Refresh Power BI Data Flow using API through Azure Data Factory

Question

I am trying to refresh a PBI Data Flow using an ADF web activity by authenticating using the data factory's Managed Identity.

Here is my input to the activity:

{
    "url": "https://api.powerbi.com/v1.0/myorg/groups/1dec5b21-ba60-409b-80cb-de61272ee504/dataflows/0e256da2-8823-498c-b779-3e7a7568137f/refreshes",
    "connectVia": {
        "referenceName": "My-AzureVM-IR",
        "type": "IntegrationRuntimeReference"
    },
    "method": "POST",
    "headers": {
        "Content-Type": "application/json",
        "User-Agent": "AzureDataFactoryV2",
        "Host": "api.powerbi.com",
        "Accept": "*/*",
        "Connection": "keep-alive"
    },
    "body": "{\"notifyOption\":\"MailOnFailure\"}",
    "disableCertValidation": true,
    "authentication": {
        "type": "MSI",
        "resource": "https://analysis.windows.net/powerbi/api"
    }
}

It generates the following error when doing a debug run:

Failure type: User configuration issue
Details: {"error":{"code":"InvalidRequest","message":"Unexpected dataflow error: "}}

I have tried this exact URL in Postman using Bearer Token Authentication and it works.
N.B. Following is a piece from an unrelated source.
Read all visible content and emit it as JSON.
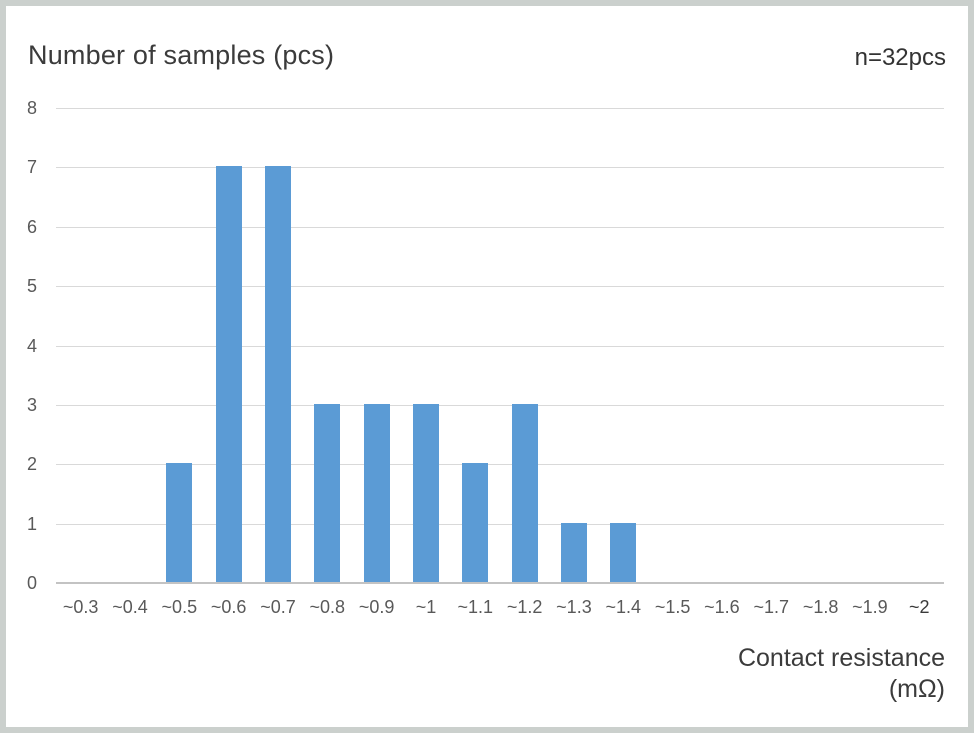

Our AAD Admin group said they added our ADF's Managed Identity to the permission list for the PBI API, so I am not sure what is going on here.

Answer 1

Just an FYI, I was able to get the ADF Managed Identity working with data flow refreshes using the HTTP request in my original post.

The key was after having the Tenant Admins add the Managed Identity to a security group with API access, I then also had to add the Managed Identity to the PBI Workspace access list as a Member.

Then my API call worked from ADF using the MSI. No Bearer login token needed.